Ama günümüzde dans filmi denince, bütün bu filmlerden ayrılan, sinema sanatıyla dans sanatını bambaşka bir biçimde buluşturan filmler anlaşılıyor: Sayısal teknolojiyle birlikte sinema sanatının ulaştığı yaratma olanakları, ekran için dans tasarlamanın da önünü açmış. Artık, kendine özgü bir dili ve anlatımı olan, dansı sinemasal öğelerle bütünleyen ayrı bir sanat dalından söz ediliyor. Bu çağdaş birliktelikte, dans, sinemanın olanaklarını kullanarak sahnedeki/ mekandaki -devinim, ritim, yerçekimi, vb- sınırlarını aşabiliyor: Böylece ekranda izlediğimiz dans, dansla ilgili düşüncelerimizle hayallerimizi aşan bir görsellikle çıkıyor karşımıza.
10-15 yıldır ABD’nin pek çok yerinde, Meksika’da, çeşitli Avrupa ülkelerinde çağdaş dans filmi festivalleri düzenleniyor. Dansçılarla sinemacıları bir araya getirmeyi, birlikte üretmelerini özendiren festivaller bunlar… Avrupa’daki festivallerin en eski, en etkililerinden biri, Amsterdam’da düzenlenen Cinedans…
Cinedans, bu yıl ilk kez gerçekleşen SinemaDansAnkara 2014- Dans Film Festivali’yle işbirliği yaptı. Böylece, -Goethe Enstitisü ve Hollanda Büyükelçiliği’nin de desteğiyle- Ankara baharını renklendiren festivaller arasına yeni bir festival katılmış oldu. 2013 ve 2014’te Amsterdam’da gösterilen 100 kadar film, 2-8 Mayıs tarihlerinde Ankaralı izleyicilerle buluştu. Festival, film gösterimiyle de sınırlı kalmadı: konferanslar, söyleşiler, Osman Ürper’in dans fotoğrafları sergisi , Ankara üniversitelerinin ilgili bölümlerinde eğitim gören öğrencilerin katıldığı dans filmi yapım atölyeleri ile yankıları uzun sürecek bir Festival doğdu.

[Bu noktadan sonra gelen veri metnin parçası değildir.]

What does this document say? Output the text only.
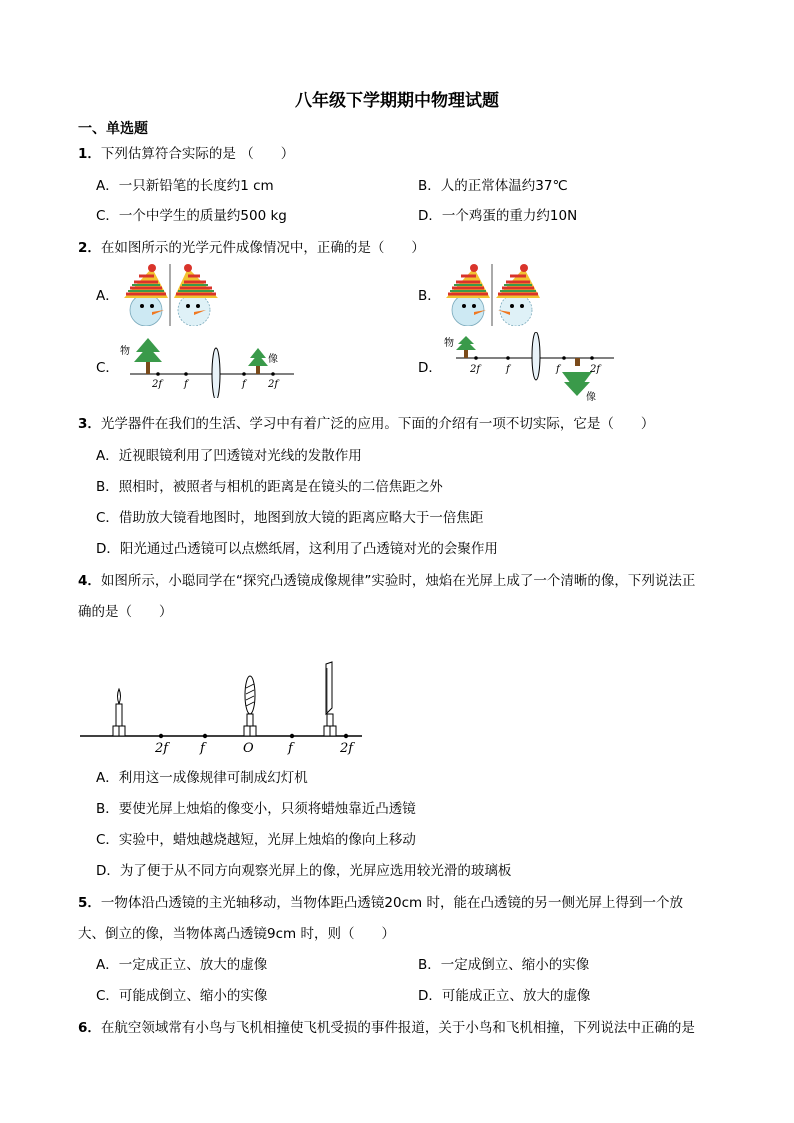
八年级下学期期中物理试题
一、单选题
1．下列估算符合实际的是 （　　）
A．一只新铅笔的长度约1 cm	B．人的正常体温约37℃
C．一个中学生的质量约500 kg	D．一个鸡蛋的重力约10N
2．在如图所示的光学元件成像情况中，正确的是（　　）
A．	B．
C．	D．
物
像
2f f	f 2f
物
像
2f	f	f	2f
3．光学器件在我们的生活、学习中有着广泛的应用。下面的介绍有一项不切实际，它是（　　）
A．近视眼镜利用了凹透镜对光线的发散作用
B．照相时，被照者与相机的距离是在镜头的二倍焦距之外
C．借助放大镜看地图时，地图到放大镜的距离应略大于一倍焦距
D．阳光通过凸透镜可以点燃纸屑，这利用了凸透镜对光的会聚作用
4．如图所示，小聪同学在“探究凸透镜成像规律”实验时，烛焰在光屏上成了一个清晰的像，下列说法正
确的是（　　）
2f f	O	f	2f
A．利用这一成像规律可制成幻灯机
B．要使光屏上烛焰的像变小，只须将蜡烛靠近凸透镜
C．实验中，蜡烛越烧越短，光屏上烛焰的像向上移动
D．为了便于从不同方向观察光屏上的像，光屏应选用较光滑的玻璃板
5．一物体沿凸透镜的主光轴移动，当物体距凸透镜20cm 时，能在凸透镜的另一侧光屏上得到一个放
大、倒立的像，当物体离凸透镜9cm 时，则（　　）
A．一定成正立、放大的虚像	B．一定成倒立、缩小的实像
C．可能成倒立、缩小的实像	D．可能成正立、放大的虚像
6．在航空领域常有小鸟与飞机相撞使飞机受损的事件报道，关于小鸟和飞机相撞，下列说法中正确的是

Festival’de gösterilen filmlerden, 2013 Cinedans Jüri Özel Ödülü’nü alan Boris Seewald’ın Momentum filmiyle sözü noktalayayım:
Bir delikanlı boş duvarın önünde anlatıyor: “Hiç dans bilmezdim, o yüzden hiç dans etmezdim. Herkesin dans ettiği bir partide elime bir cips aldım, öyle mi ağzıma atsam böyle mi diye hareketler yaparken kendimi dans eder buldum. Öylesine kaptırmıştım ki, herkes beni izlemeye başladı” diyerek dans etmeye başlıyor. Daha sonra hiç dans bilmeyen annesinin de içinden gelen hareketleri yaparak dansa başladığını söylüyor. Anne oğulun özgürce dans ettiğini görüyoruz. Delikanlı, dansın kişiyi özgürleştirdiğini, kişinin kendini tanımasını sağladığını, dans ederken başkalarının ne düşündüğünü önemsemeyi bıraktığını anlatıyor. Dansta uyumun -kafayla bedenin, birlikte dans edenlerin uyumunun- gerekli olduğunu söylüyor. Ve filmden “Herkes dans edebilir” iletisi ulaşıyor izleyenlere…
Öyleyse, haydi kıpırdanın; engellerinizi unutun, ellerinizi, kollarınızı, ayaklarınızı, bacaklarınızı, bedeninizi, istediğiniz gibi oynatın; kendinizi özgür bırakın! Yaşasın dans! Yaşasın özgürlük!